I’ll make my bet on the inflation side, and substantially higher future 30 yr fixed rates, but no prediction on exactly when that occurs.
I’m certainly advising anyone that can qualify, to get into a fixed rate now.
Thanks Jillayne,
There’s never been a better time…to buy in the best area you can afford. Defining best area = lowest absorption rate. A market that can hold it’s own in the worst of times also rises more in the best of times.
I am sure that the recently lower rates will encourage some people to buy homes, but these low rates are actually pretty scary. Rates are low because investors are running as fast as they can for the safety of government backed securities (e.g. T-bills, GSE debt, etc), which is driving down yields.
This is the loud siren sound of deflation. Who wants to buy a depreciating asset even if the interest rate is 0%? Just look at Japan. They’ve had EXTREMELY low rates for almost 20 years, yet that hasn’t done much at all to stoke inflation. Tokyo area homes are still some 80% less than they were during the ’89 peak.
I have a podcast that explains why low mortgage rates are something to fear. http://msurkan.podbean.com
Michael (sniglet),
I like listening to your podcasts on the Optimistic Bear. You might want to take out the stock wording on the “About” page.
Ardell wrote: “There’s never been a better time…to buy in the best area you can afford. Defining best area = lowest absorption rate. A market that can hold it’s own in the worst of times also rises more in the best of times.”

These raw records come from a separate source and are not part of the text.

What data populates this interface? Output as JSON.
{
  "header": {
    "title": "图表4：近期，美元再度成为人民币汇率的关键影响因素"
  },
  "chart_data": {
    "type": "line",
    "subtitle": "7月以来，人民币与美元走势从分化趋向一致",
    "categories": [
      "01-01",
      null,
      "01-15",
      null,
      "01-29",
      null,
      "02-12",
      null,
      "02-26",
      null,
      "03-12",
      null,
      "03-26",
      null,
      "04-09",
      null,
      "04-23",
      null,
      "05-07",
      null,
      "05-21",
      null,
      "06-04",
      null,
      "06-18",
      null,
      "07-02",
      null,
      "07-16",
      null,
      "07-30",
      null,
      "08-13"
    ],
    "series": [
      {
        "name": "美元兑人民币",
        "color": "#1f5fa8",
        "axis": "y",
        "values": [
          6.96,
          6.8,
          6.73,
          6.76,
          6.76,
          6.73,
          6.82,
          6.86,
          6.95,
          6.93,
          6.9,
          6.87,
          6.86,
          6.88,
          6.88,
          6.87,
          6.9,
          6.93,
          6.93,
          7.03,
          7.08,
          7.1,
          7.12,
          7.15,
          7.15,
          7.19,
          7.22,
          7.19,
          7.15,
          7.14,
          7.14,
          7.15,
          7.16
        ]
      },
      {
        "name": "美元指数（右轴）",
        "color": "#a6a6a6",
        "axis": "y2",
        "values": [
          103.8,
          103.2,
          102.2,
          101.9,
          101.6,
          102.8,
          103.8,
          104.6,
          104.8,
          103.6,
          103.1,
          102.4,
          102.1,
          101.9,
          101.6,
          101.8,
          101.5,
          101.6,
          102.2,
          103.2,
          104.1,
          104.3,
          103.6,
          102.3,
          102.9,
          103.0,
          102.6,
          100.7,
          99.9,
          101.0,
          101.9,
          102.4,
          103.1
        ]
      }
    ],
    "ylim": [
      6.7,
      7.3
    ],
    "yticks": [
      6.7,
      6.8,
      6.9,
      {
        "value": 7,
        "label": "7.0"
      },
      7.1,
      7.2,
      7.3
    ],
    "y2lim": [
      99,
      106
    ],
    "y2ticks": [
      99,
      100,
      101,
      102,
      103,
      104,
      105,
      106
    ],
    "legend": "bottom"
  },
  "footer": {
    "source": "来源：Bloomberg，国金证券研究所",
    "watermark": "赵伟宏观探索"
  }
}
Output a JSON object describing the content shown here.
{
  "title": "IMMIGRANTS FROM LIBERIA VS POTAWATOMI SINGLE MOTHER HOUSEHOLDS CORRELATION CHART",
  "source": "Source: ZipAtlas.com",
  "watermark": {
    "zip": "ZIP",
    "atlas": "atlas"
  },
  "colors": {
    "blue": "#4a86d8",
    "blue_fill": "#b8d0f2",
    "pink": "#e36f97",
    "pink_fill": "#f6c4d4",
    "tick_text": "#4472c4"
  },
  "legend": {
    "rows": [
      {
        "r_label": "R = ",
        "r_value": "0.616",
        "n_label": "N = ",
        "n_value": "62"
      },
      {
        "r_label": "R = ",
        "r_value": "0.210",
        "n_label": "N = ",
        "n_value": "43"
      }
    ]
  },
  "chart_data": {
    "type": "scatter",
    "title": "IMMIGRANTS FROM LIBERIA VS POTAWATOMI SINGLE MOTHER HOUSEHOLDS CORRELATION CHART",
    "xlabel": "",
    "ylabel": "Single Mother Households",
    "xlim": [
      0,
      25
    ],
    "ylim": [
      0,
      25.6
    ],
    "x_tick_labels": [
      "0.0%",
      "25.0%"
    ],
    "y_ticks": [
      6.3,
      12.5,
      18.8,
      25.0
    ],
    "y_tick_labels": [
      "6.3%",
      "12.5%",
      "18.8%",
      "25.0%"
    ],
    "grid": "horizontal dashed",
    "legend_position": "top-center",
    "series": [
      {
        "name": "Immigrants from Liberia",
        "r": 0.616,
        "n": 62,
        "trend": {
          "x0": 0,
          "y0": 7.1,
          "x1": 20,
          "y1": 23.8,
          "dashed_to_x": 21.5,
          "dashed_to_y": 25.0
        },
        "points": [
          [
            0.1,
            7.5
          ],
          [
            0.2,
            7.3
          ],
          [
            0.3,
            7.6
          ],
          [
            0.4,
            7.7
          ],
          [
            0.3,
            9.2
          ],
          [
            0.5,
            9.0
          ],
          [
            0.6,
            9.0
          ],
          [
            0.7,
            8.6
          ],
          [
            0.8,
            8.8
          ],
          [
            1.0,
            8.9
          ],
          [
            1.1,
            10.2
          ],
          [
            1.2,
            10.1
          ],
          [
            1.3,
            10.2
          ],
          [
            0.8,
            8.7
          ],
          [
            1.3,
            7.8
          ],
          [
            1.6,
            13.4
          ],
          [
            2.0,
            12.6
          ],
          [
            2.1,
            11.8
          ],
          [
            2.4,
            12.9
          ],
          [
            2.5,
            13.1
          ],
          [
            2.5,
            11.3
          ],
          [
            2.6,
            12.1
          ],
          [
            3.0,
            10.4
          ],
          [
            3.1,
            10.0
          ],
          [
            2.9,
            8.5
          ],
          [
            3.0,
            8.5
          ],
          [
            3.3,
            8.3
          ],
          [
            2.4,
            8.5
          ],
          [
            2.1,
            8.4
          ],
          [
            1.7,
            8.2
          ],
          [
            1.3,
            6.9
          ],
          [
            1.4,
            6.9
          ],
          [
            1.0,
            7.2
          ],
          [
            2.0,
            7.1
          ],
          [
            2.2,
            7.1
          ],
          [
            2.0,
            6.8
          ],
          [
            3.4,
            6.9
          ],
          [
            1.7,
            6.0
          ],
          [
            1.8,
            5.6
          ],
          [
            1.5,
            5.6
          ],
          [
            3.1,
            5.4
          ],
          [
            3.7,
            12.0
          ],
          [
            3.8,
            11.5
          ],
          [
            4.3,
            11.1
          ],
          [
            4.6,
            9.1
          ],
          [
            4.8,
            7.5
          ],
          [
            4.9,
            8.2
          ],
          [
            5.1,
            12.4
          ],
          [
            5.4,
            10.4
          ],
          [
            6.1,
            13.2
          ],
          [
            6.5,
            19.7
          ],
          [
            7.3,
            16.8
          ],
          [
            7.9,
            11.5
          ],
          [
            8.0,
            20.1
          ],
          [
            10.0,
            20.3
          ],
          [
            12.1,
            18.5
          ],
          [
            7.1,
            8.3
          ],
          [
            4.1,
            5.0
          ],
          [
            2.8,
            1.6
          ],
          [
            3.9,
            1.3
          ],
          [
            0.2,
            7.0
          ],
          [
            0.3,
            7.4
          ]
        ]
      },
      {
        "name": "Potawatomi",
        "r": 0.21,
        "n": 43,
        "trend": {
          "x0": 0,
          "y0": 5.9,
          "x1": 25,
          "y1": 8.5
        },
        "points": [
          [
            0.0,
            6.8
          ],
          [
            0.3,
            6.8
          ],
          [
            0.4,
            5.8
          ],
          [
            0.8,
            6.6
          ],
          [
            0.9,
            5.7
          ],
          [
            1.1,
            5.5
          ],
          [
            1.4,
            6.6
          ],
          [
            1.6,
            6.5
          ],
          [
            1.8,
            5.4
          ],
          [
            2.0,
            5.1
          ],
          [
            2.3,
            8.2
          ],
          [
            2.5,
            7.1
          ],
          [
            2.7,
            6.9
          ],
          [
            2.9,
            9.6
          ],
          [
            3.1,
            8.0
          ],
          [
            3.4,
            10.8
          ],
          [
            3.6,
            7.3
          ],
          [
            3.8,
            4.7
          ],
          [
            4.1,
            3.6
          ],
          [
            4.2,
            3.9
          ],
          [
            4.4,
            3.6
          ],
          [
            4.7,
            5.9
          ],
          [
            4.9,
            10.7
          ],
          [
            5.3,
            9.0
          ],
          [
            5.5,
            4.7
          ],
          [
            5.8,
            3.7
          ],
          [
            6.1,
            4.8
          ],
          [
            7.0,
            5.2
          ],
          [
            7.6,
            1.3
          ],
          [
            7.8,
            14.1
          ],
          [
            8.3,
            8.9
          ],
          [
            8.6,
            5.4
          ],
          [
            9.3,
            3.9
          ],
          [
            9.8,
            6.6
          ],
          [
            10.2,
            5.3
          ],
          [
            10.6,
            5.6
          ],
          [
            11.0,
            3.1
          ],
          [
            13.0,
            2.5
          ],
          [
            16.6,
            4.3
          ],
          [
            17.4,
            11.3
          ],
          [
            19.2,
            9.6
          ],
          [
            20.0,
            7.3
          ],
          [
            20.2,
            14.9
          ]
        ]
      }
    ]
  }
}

I’d agree absorption rate should be looked at, in part because you don’t know what the market will be like when you want to sell. But I don’t agree with the last part. If market prices in an area are volatile they will be volatile up and down. And if the absorption rate is bad, prices will be volatile downward.
Take Magnolia. I haven’t run absorption rate numbers, but just from my memory of the listings, I’d guess they’re pretty bad. And prices have been falling significantly In a hot market those prices would probably rise faster than prices in an area with a low absorption rate.

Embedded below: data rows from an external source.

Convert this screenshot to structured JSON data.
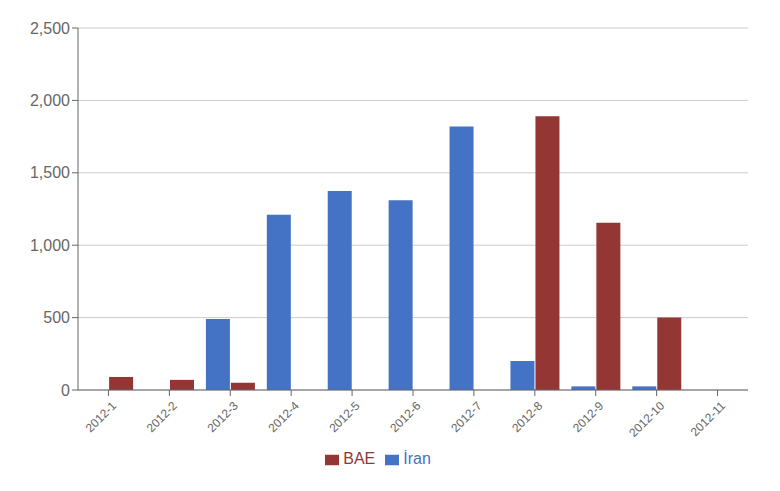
{
  "chart_data": {
    "type": "bar",
    "categories": [
      "2012-1",
      "2012-2",
      "2012-3",
      "2012-4",
      "2012-5",
      "2012-6",
      "2012-7",
      "2012-8",
      "2012-9",
      "2012-10",
      "2012-11"
    ],
    "series": [
      {
        "name": "İran",
        "color": "#4472C4",
        "values": [
          0,
          0,
          490,
          1210,
          1375,
          1310,
          1820,
          200,
          25,
          25,
          0
        ]
      },
      {
        "name": "BAE",
        "color": "#943634",
        "values": [
          90,
          70,
          50,
          0,
          0,
          0,
          0,
          1890,
          1155,
          500,
          0
        ]
      }
    ],
    "ylim": [
      0,
      2500
    ],
    "yticks": [
      0,
      500,
      {
        "value": 1000,
        "label": "1,000"
      },
      {
        "value": 1500,
        "label": "1,500"
      },
      {
        "value": 2000,
        "label": "2,000"
      },
      {
        "value": 2500,
        "label": "2,500"
      }
    ],
    "grid": true,
    "legend": "bottom"
  }
}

So, a low absorption rate now would mean you’re more likely to sell at any point, but that you might not get the same appreciation going forward.
All that said, I’m not sure worrying about future appreciation is the best basis on which to buy a house. Using Magnolia as an example, I wouldn’t buy there hoping for great appreciation. I’d buy there if I actually wanted to live there! That in my mind is the more important part of the process. The low absorption rates would be a concern, and I’m not sure that would be outweighed by the potential for greater appreciation in the future.